Another way that I have been intentional with my time is by saying "Good-bye" to my long time friend Hay Day. Yes, that's a game. I had it downloaded on my phone, and it was a great friend to me during my husband's deployment. I was able to play it while I lay in bed during sleepless nights. However, it became quite an addiction. I had to break up with Hay Day. I spent entirely too much time playing this game. I didn't gain anything by playing it other than earning a level up. It didn't make me a better wife or mother. It didn't bring me closer to God. It only helped me procrastinate and waste time.
Probably one of the things I haven't been so intentional with is taking care of myself. Since having my miscarriage, I have gained back all of the weight I lost while my husband was deployed. I've even added a few extra pounds. I'm not happy about it. I know it is a problem. I am hoping to get back on track. Between the emotional issues surrounded by my miscarriage (its still hard. I find myself going back to that time. I cry about it still.) and the difficult school year I had last year, my anxiety and, well, I guess you could call it depression, have hindered me really taking care of myself. It is something I know I must work through. I know I haven't prayed about it enough. I know I need too. Sometimes it is just easier to grab the donut, chips, and Dr. Pepper. But each day is a new day, a day I can be more intentional about my thought processes and be aware of what is leading me to make bad choices about my health.

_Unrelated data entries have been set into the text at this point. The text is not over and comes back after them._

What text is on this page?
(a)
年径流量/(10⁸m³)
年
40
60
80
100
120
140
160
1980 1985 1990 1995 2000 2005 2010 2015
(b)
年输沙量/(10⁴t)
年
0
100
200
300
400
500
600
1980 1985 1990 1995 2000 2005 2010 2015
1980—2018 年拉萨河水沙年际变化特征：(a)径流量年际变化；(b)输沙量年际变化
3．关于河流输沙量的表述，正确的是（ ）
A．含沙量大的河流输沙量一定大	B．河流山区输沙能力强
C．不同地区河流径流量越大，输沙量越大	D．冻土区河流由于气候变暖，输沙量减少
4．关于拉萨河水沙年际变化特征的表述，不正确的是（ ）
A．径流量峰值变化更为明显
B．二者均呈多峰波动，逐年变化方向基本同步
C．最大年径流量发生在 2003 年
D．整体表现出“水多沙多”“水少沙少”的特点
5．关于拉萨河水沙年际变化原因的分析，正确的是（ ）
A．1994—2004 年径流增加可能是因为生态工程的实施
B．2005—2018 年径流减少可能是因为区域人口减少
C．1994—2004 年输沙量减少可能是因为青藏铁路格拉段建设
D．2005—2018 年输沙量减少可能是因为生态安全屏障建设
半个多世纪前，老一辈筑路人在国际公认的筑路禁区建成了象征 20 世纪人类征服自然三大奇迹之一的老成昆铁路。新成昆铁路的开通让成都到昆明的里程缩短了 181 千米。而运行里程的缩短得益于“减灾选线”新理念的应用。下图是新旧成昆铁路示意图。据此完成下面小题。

I know my body is a temple. 1 Corinthians 6:19-20 reminds me so...
With school getting ready to start, I want to get started on the right foot. I am participating in an online study of Awakened by Angela Watson.So far, it has been very enlightening. I am learning a lot about my thought processes. I think it will really help me in handling stress and how I interact with my coworkers and students this school year. I am thankful to have two coworkers who are doing the study as well. Maybe we can make an impact in our school.
I realize my life is a gift. Everything about it. I don't want to waste this gift. I want my children to know that I love them and care for them because I was intentional in the time in the time I spent with them and I was present, really there, when we were together. I don't want their memories of me to include a mobile device permanently attached to my hand. I want us to laugh and play and connect in real ways.
I want my husband to know that I cherish him and love him and that he is my heart and soul. I want every word and every deed to be intentional, to be something that will build him up and make our marriage stronger. I want him to know exactly what is in my heart and that I am fully devoted to our family. I want him to know how much he is appreciated and how proud we are of him.
I want those who know me to know that I lived my life to the fullest. That I put everything I had into everything I did. I want them to know of my love for the Lord, that He leads me and guides me in all that I do. I want them to see Jesus through me. When you visit here, when you read these blog posts, I want you to be challenged to live for Christ. I want you to click that X in the top right corner and walk away being a better person. I want you to be blessed by this little piece of the Internet.
So, 2014 isn't over. There is still hope for me to be more intentional in the areas of my life that I am still struggling with. I can continue to be strong in the areas I am being successful in. The biggest thing is seeing where I am weak and making the choice to do something about it.
What about you, Friend? How are you keeping up with your One Word challenge? If you didn't get in on this challenge, what are you waiting for? It's just July! There is always time to make a difference in your life! Get started!